Stigliano, born in 1955, recently retired from a career in teaching that spanned nearly 50 years, primarily at the Massachusetts College of Art and Design.
Among the pieces in this exhibition is “Galatea,” a carved female nude with articulated joints that can be posed or manipulated as a puppet. It is five feet, eight inches tall, made of wood, and covered with tattoos. All of the images, 65 in total, are taken from works of art, and all represent or refer to violence against women. The originals from which they are derived are two and three-dimensional artworks dating from the 5th century BCE to the late 20th century.

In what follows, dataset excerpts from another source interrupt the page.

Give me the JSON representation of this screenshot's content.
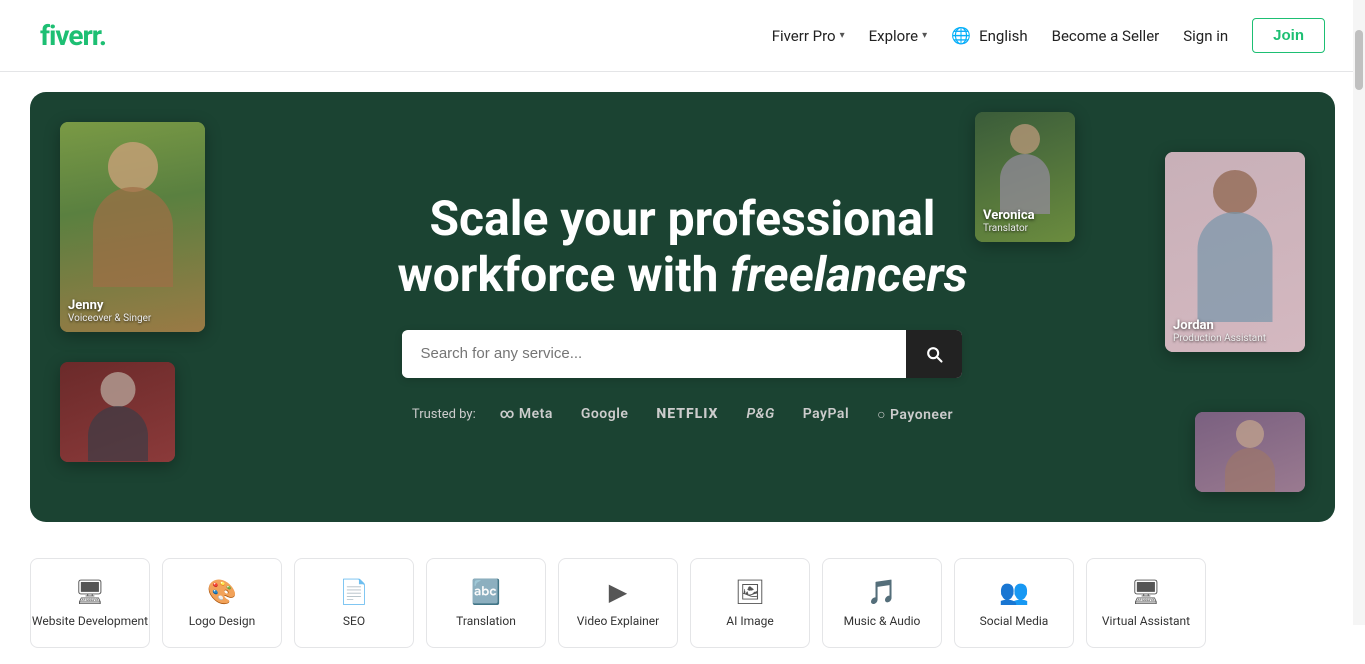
{
  "header": {
    "logo_text": "fiverr",
    "logo_dot": ".",
    "nav": {
      "fiverr_pro_label": "Fiverr Pro",
      "explore_label": "Explore",
      "language_label": "English",
      "become_seller_label": "Become a Seller",
      "sign_in_label": "Sign in",
      "join_label": "Join"
    }
  },
  "hero": {
    "title_line1": "Scale your professional",
    "title_line2": "workforce with ",
    "title_italic": "freelancers",
    "search_placeholder": "Search for any service...",
    "trusted_by_label": "Trusted by:",
    "trusted_logos": [
      {
        "name": "meta",
        "display": "∞ Meta"
      },
      {
        "name": "google",
        "display": "Google"
      },
      {
        "name": "netflix",
        "display": "NETFLIX"
      },
      {
        "name": "pg",
        "display": "P&G"
      },
      {
        "name": "paypal",
        "display": "PayPal"
      },
      {
        "name": "payoneer",
        "display": "○ Payoneer"
      }
    ],
    "freelancers": [
      {
        "id": "jenny",
        "name": "Jenny",
        "role": "Voiceover & Singer",
        "position": "top-left"
      },
      {
        "id": "veronica",
        "name": "Veronica",
        "role": "Translator",
        "position": "top-right-inner"
      },
      {
        "id": "jordan",
        "name": "Jordan",
        "role": "Production Assistant",
        "position": "top-right"
      },
      {
        "id": "person4",
        "name": "",
        "role": "",
        "position": "bottom-left"
      },
      {
        "id": "person5",
        "name": "",
        "role": "",
        "position": "bottom-right"
      }
    ]
  },
  "categories": [
    {
      "id": "website-dev",
      "icon": "🖥",
      "label": "Website Development"
    },
    {
      "id": "logo-design",
      "icon": "🎨",
      "label": "Logo Design"
    },
    {
      "id": "seo",
      "icon": "📄",
      "label": "SEO"
    },
    {
      "id": "translation",
      "icon": "🔤",
      "label": "Translation"
    },
    {
      "id": "video-explainer",
      "icon": "▶",
      "label": "Video Explainer"
    },
    {
      "id": "ai-image",
      "icon": "🖼",
      "label": "AI Image"
    },
    {
      "id": "music-audio",
      "icon": "🎵",
      "label": "Music & Audio"
    },
    {
      "id": "social-media",
      "icon": "👥",
      "label": "Social Media"
    },
    {
      "id": "virtual-assistant",
      "icon": "🖥",
      "label": "Virtual Assistant"
    }
  ]
}
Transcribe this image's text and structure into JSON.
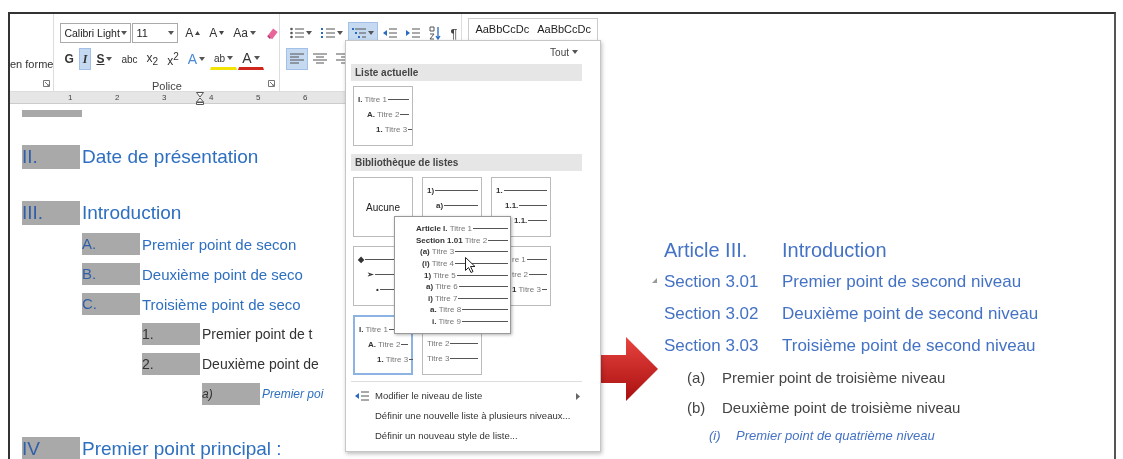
{
  "ribbon": {
    "left_group_label": "en forme",
    "font_name": "Calibri Light",
    "font_size": "11",
    "font_row1": [
      {
        "kind": "grow",
        "label": "A"
      },
      {
        "kind": "shrink",
        "label": "A"
      },
      {
        "kind": "case",
        "label": "Aa"
      },
      {
        "kind": "clear"
      }
    ],
    "font_row2": [
      {
        "kind": "bold",
        "label": "G",
        "selected": false
      },
      {
        "kind": "italic",
        "label": "I",
        "selected": true
      },
      {
        "kind": "underline",
        "label": "S",
        "selected": false
      },
      {
        "kind": "strike",
        "label": "abc",
        "selected": false
      },
      {
        "kind": "subscript",
        "label": "x$_{2}$",
        "selected": false
      },
      {
        "kind": "superscript",
        "label": "x$^{2}$",
        "selected": false
      },
      {
        "kind": "effects",
        "label": "A"
      },
      {
        "kind": "highlight",
        "label": "ab"
      },
      {
        "kind": "color",
        "label": "A"
      }
    ],
    "font_group_label": "Police",
    "paragraph_row1": [
      {
        "kind": "bullets",
        "selected": false
      },
      {
        "kind": "numbering",
        "selected": false
      },
      {
        "kind": "multilevel",
        "selected": true
      },
      {
        "kind": "outdent",
        "selected": false
      },
      {
        "kind": "indent",
        "selected": false
      },
      {
        "kind": "sort",
        "selected": false
      },
      {
        "kind": "marks",
        "label": "¶",
        "selected": false
      }
    ],
    "paragraph_row2": [
      {
        "kind": "left",
        "selected": true
      },
      {
        "kind": "center",
        "selected": false
      },
      {
        "kind": "right",
        "selected": false
      }
    ],
    "style_previews": [
      "AaBbCcDc",
      "AaBbCcDc"
    ]
  },
  "ruler": [
    "1",
    "2",
    "3",
    "4",
    "5",
    "6"
  ],
  "document": {
    "headings": [
      {
        "number": "II.",
        "text": "Date de présentation"
      },
      {
        "number": "III.",
        "text": "Introduction",
        "children": [
          {
            "number": "A.",
            "text": "Premier point de secon"
          },
          {
            "number": "B.",
            "text": "Deuxième point de seco"
          },
          {
            "number": "C.",
            "text": "Troisième point de seco",
            "children": [
              {
                "number": "1.",
                "text": "Premier point de t"
              },
              {
                "number": "2.",
                "text": "Deuxième point de",
                "children": [
                  {
                    "number": "a)",
                    "text": "Premier poi"
                  }
                ]
              }
            ]
          }
        ]
      },
      {
        "number": "IV",
        "text": "Premier point principal :"
      }
    ]
  },
  "list_menu": {
    "filter": "Tout",
    "current_header": "Liste actuelle",
    "current": [
      {
        "kind": "list",
        "selected": false,
        "lines": [
          {
            "marker": "I.",
            "label": "Titre 1"
          },
          {
            "marker": "A.",
            "label": "Titre 2"
          },
          {
            "marker": "1.",
            "label": "Titre 3"
          }
        ]
      }
    ],
    "library_header": "Bibliothèque de listes",
    "library": [
      [
        {
          "kind": "none",
          "label": "Aucune",
          "selected": false
        },
        {
          "kind": "list",
          "selected": false,
          "lines": [
            {
              "marker": "1)"
            },
            {
              "marker": "a)"
            }
          ]
        },
        {
          "kind": "list",
          "selected": false,
          "lines": [
            {
              "marker": "1."
            },
            {
              "marker": "1.1."
            },
            {
              "marker": "1.1."
            }
          ]
        }
      ],
      [
        {
          "kind": "list",
          "selected": false,
          "lines": [
            {
              "marker": "◆"
            },
            {
              "marker": "➢"
            },
            {
              "marker": "•"
            }
          ]
        },
        {
          "kind": "clipped-left",
          "selected": false,
          "lines": [
            {
              "label": "re 1"
            },
            {
              "label": "tre 2"
            },
            {
              "marker": "1",
              "label": "Titre 3"
            }
          ]
        }
      ],
      [
        {
          "kind": "list",
          "selected": true,
          "lines": [
            {
              "marker": "I.",
              "label": "Titre 1"
            },
            {
              "marker": "A.",
              "label": "Titre 2"
            },
            {
              "marker": "1.",
              "label": "Titre 3"
            }
          ]
        },
        {
          "kind": "clipped-top",
          "selected": false,
          "lines": [
            {
              "label": "Titre 2"
            },
            {
              "label": "Titre 3"
            }
          ]
        }
      ]
    ],
    "preview": [
      {
        "marker": "Article I.",
        "label": "Titre 1"
      },
      {
        "marker": "Section 1.01",
        "label": "Titre 2"
      },
      {
        "marker": "(a)",
        "label": "Titre 3"
      },
      {
        "marker": "(i)",
        "label": "Titre 4"
      },
      {
        "marker": "1)",
        "label": "Titre 5"
      },
      {
        "marker": "a)",
        "label": "Titre 6"
      },
      {
        "marker": "i)",
        "label": "Titre 7"
      },
      {
        "marker": "a.",
        "label": "Titre 8"
      },
      {
        "marker": "i.",
        "label": "Titre 9"
      }
    ],
    "commands": [
      {
        "kind": "level",
        "label": "Modifier le niveau de liste",
        "submenu": true
      },
      {
        "kind": "plain",
        "label": "Définir une nouvelle liste à plusieurs niveaux...",
        "submenu": false
      },
      {
        "kind": "plain",
        "label": "Définir un nouveau style de liste...",
        "submenu": false
      }
    ]
  },
  "result": {
    "headings": [
      {
        "number": "Article III.",
        "text": "Introduction",
        "children": [
          {
            "number": "Section 3.01",
            "text": "Premier point de second niveau",
            "expand_marker": true
          },
          {
            "number": "Section 3.02",
            "text": "Deuxième point de second niveau"
          },
          {
            "number": "Section 3.03",
            "text": "Troisième point de second niveau",
            "children": [
              {
                "number": "(a)",
                "text": "Premier point de troisième niveau"
              },
              {
                "number": "(b)",
                "text": "Deuxième point de troisième niveau",
                "children": [
                  {
                    "number": "(i)",
                    "text": "Premier point de quatrième niveau"
                  }
                ]
              }
            ]
          }
        ]
      }
    ]
  }
}
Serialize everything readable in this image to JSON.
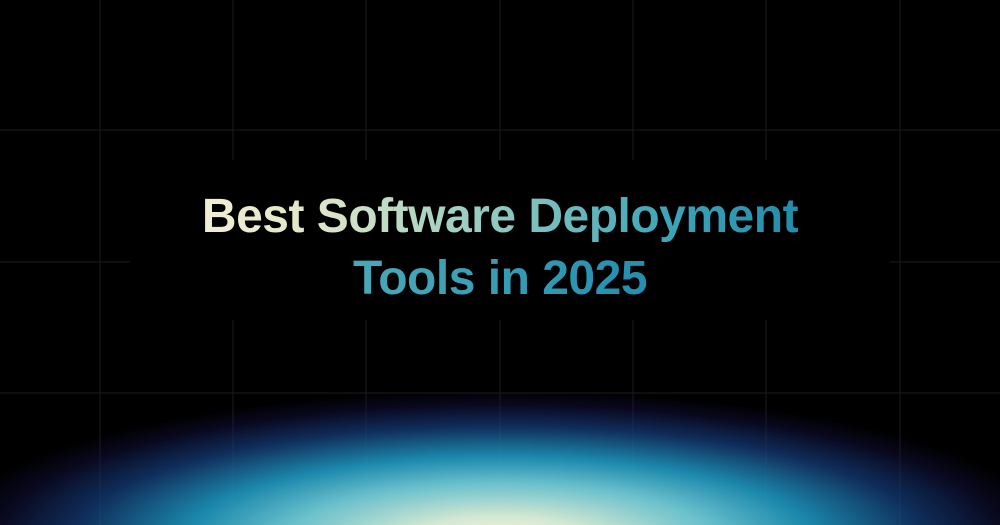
{
  "title": {
    "line_1": "Best Software Deployment",
    "line_2": "Tools in 2025"
  },
  "colors": {
    "background": "#000000",
    "title_start": "#f7efd6",
    "title_end": "#1b87aa",
    "glow_core": "#faf4d6",
    "glow_mid": "#1e96be",
    "glow_edge": "#140a46"
  }
}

“The title of the piece comes from the story of a legendary Greek sculptor named Pygmalion, who, unhappy with the women he has encountered in his life, creates Galatea, an ideal figure of ivory,” Stigliano writes. “He dresses the object in fine clothes and jewelry, creates for it a beautiful bed and prays to Aphrodite to give life to his creation.”
In the story, the fantasy becomes reality and the two live happily ever after.
“The idea that one can create a woman to suit one’s purposes is older than ancient Greece and not limited to sculptors and painters,” Stigliano continued. “The desire to create the perfect woman, coupled with the inability to remake a human being into that ideal, results in the inevitable failure of the fantasy. Too often, the heterosexual male reaction is violence. Traditional representation of the female in art bears a certain amount of responsibility for the promotion of this concept and the accompanying violence. The female nude comes with consequences."